At last, some life. Quarterback Nick Foles ended the most trying weeks of his football career last Thursday when he led the Wildcats to its first FBS win in 11 tries. The senior has been near the top of all the individual Pac-12 passing stats, but he has received little to no help from his teammates all season. That finally changed when the run game somehow churned out 254 yards against UCLA after averaging 71.8 through its first six games. A win over the hapless Bruins — even one as dominating as that 48-12 performance — isn’t much to brag about, but it’s something.

— Jack Wang

No. 11: UCLA (3-4, 2-2)

After Arizona fired Mike Stoops two weeks ago, it was surprising that UCLA didn’t similarly toss out Rick Neuheisel. The Wildcats snapped their own 10-game losing streak to FBS teams in explosive fashion, exploiting a feeble Bruins squad for a 42-7 halftime lead. To make matters worse, six UCLA players were suspended in a brawl that erupted two seconds before the whistle — a likely sign that they just don’t care anymore.

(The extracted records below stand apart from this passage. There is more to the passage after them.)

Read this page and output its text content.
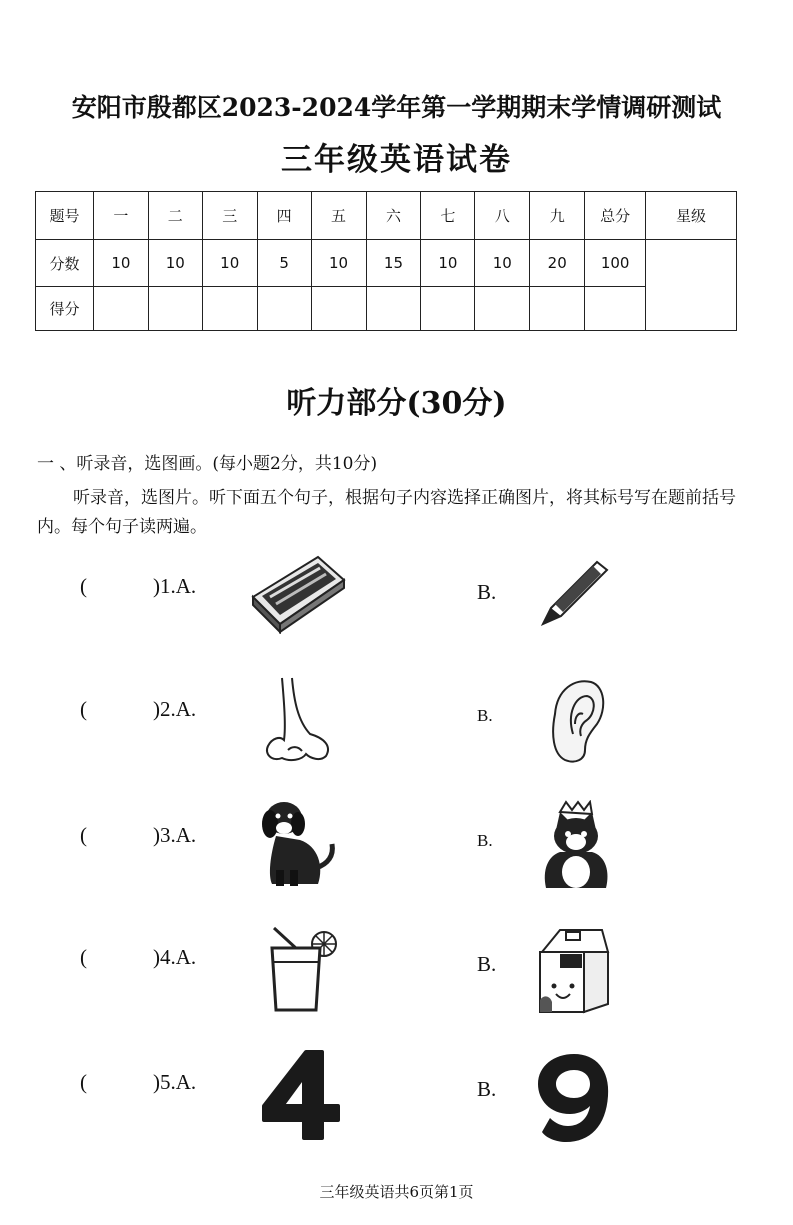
安阳市殷都区2023-2024学年第一学期期末学情调研测试
三年级英语试卷
题号	一	二	三	四	五	六	七	八	九	总分	星级
分数	10	10	10	5	10	15	10	10	20	100	
得分											
听力部分(30分)
一 、听录音，选图画。(每小题2分，共10分)
听录音，选图片。听下面五个句子，根据句子内容选择正确图片，将其标号写在题前括号内。每个句子读两遍。
(	)1.A.	B.
(	)2.A.	B.
(	)3.A.	B.
(	)4.A.	B.
(	)5.A.	B.
三年级英语共6页第1页
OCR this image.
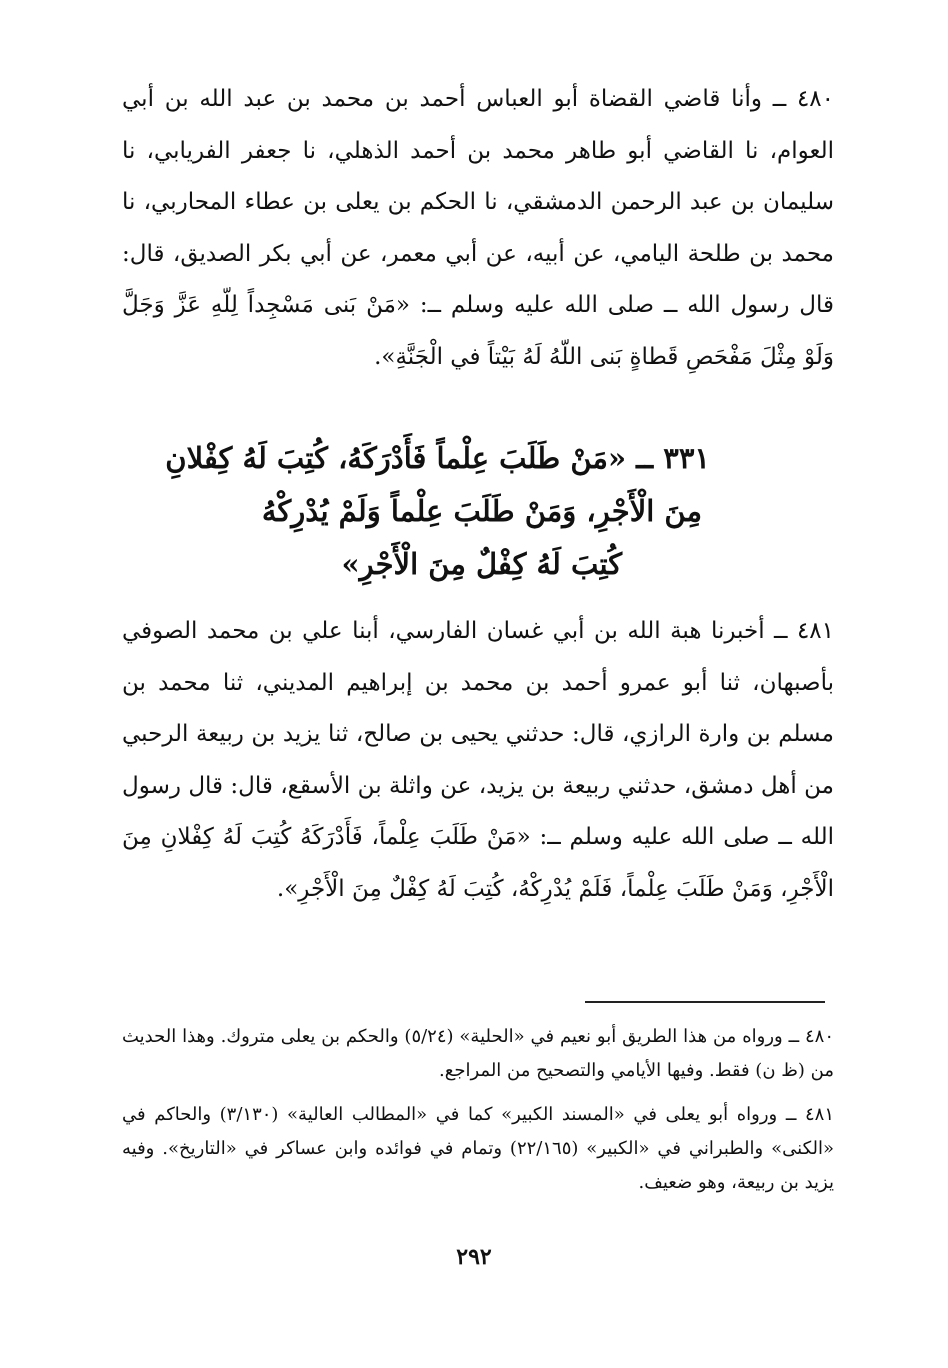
٤٨٠ ــ وأنا قاضي القضاة أبو العباس أحمد بن محمد بن عبد الله بن أبي العوام، نا القاضي أبو طاهر محمد بن أحمد الذهلي، نا جعفر الفريابي، نا سليمان بن عبد الرحمن الدمشقي، نا الحكم بن يعلى بن عطاء المحاربي، نا محمد بن طلحة اليامي، عن أبيه، عن أبي معمر، عن أبي بكر الصديق، قال: قال رسول الله ــ صلى الله عليه وسلم ــ: «مَنْ بَنى مَسْجِداً لِلّهِ عَزَّ وَجَلَّ وَلَوْ مِثْلَ مَفْحَصِ قَطاةٍ بَنى اللّهُ لَهُ بَيْتاً في الْجَنَّةِ».

٣٣١ ــ «مَنْ طَلَبَ عِلْماً فَأَدْرَكَهُ، كُتِبَ لَهُ كِفْلانِ
مِنَ الْأَجْرِ، وَمَنْ طَلَبَ عِلْماً وَلَمْ يُدْرِكْهُ
كُتِبَ لَهُ كِفْلٌ مِنَ الْأَجْرِ»

٤٨١ ــ أخبرنا هبة الله بن أبي غسان الفارسي، أبنا علي بن محمد الصوفي بأصبهان، ثنا أبو عمرو أحمد بن محمد بن إبراهيم المديني، ثنا محمد بن مسلم بن وارة الرازي، قال: حدثني يحيى بن صالح، ثنا يزيد بن ربيعة الرحبي من أهل دمشق، حدثني ربيعة بن يزيد، عن واثلة بن الأسقع، قال: قال رسول الله ــ صلى الله عليه وسلم ــ: «مَنْ طَلَبَ عِلْماً، فَأَدْرَكَهُ كُتِبَ لَهُ كِفْلانِ مِنَ الْأَجْرِ، وَمَنْ طَلَبَ عِلْماً، فَلَمْ يُدْرِكْهُ، كُتِبَ لَهُ كِفْلٌ مِنَ الْأَجْرِ».

٤٨٠ ــ ورواه من هذا الطريق أبو نعيم في «الحلية» (٥/٢٤) والحكم بن يعلى متروك. وهذا الحديث من (ظ ن) فقط. وفيها الأيامي والتصحيح من المراجع.

٤٨١ ــ ورواه أبو يعلى في «المسند الكبير» كما في «المطالب العالية» (٣/١٣٠) والحاكم في «الكنى» والطبراني في «الكبير» (٢٢/١٦٥) وتمام في فوائده وابن عساكر في «التاريخ». وفيه يزيد بن ربيعة، وهو ضعيف.

٢٩٢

Despite his public confidence (“My argument is I am absolutely the right guy for the job”), the fourth-year head coach has done little with his fertile recruiting grounds, never winning more than three conference games in a single season. Los Angeles’ lesser football team is a mess right now, and Slick Rick is a dead man walking.

— Jack Wang

No. 12: Colorado (1-7, 0-4)

Life has got to be tough on coach Jon Embree right now. First, he had to see his son, UCLA wide receiver Taylor, be front and center of the fight that marred the Bruins’ blowout loss at Arizona on national television, and then he had to suffer through Oregon obliterating his own team, 45-2, in Boulder. Embree is a fiery guy by nature, but he tends to look downright livid for most of the game. I imagine it’s difficult to feel anything but anger when the Ducks’ backup quarterback and running back come one point away from covering a 30-point spread in the first quarter.

Life gets no easier for the Buffs. They travel to Tempe, Ariz., this weekend to take on No. 23 Arizona State.